Okay so they raised 100m which means they need to work towards a 1bn exit. And if they want to keep their momentum going their r&d cost will go through the roof. Because they have to build the whole stack and it all has to be rock solid (eventually). It’s an immense engineering effort.
I get how this looks profitable on paper, because Fly charges for compute, and hardware and bandwidth are cheap. But the real expense is r&d, marketing and SBC and those will rule out profitability at any scale. These are not one-time expenses. You have to keep spending forever or your customers will leave. We’ve seen this time and time again. Heroku isn’t the only example. It’s the tragedy of platform/infra startups.
That's backwards. Profitability at scale is about the _only_ way for a cloud provider to be profitable. There's a reason you don't see a bunch of small cloud providers, the economics only work at scale.
Platform companies can't scale by just getting more of the type of customers they already have. They scale by getting bigger and more demanding customers. Those customers will expect the things AWS and the other big cloud platforms already offer. And then R&D expenses explode. The bigger they get the higher R&D will be. In absolute numbers and relative to revenue.
Yes, it's true that if you become as big as AWS then economy of scale starts to work in your favor again. But that outcome is so unlikely it's not worth thinking about. The realistic best case outcome is that they become a mid-sized cloud provider, like Digital Ocean. And Digital Ocean, in business for 11 years and having raised 500m (pre IPO) is still losing money. Linode, after 20 years of struggle, ultimately gave up and sold for $900m last year. Even the best case outcome looks pretty bleak.
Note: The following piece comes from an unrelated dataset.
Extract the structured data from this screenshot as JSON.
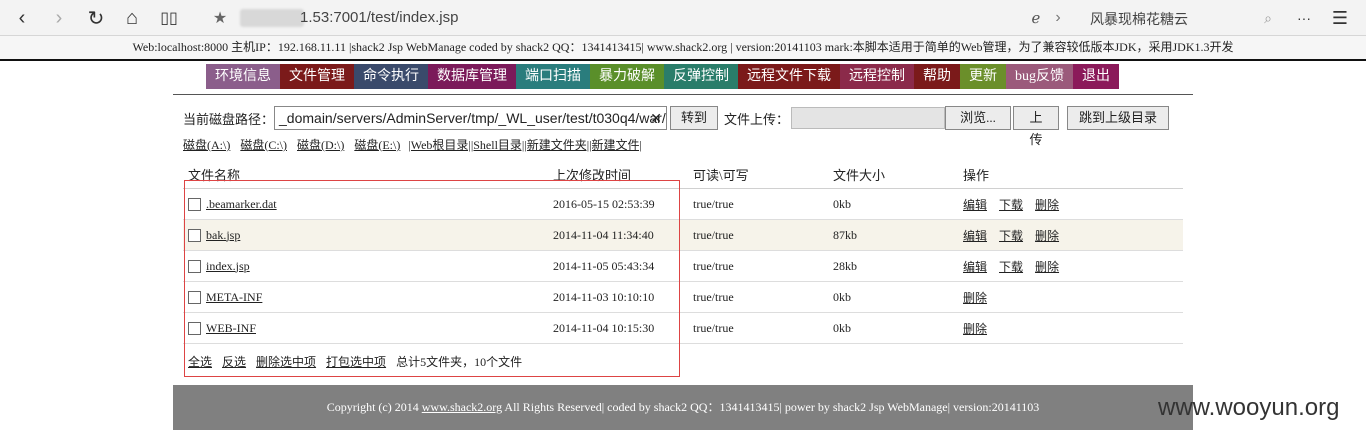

I get how this looks profitable on paper, because Fly charges for compute, and hardware and bandwidth are cheap. But the real expense is r&d, marketing and SBC and those will rule out profitability at any scale. These are not one-time expenses. You have to keep spending forever or your customers will leave. We’ve seen this time and time again. Heroku isn’t the only example. It’s the tragedy of platform/infra startups.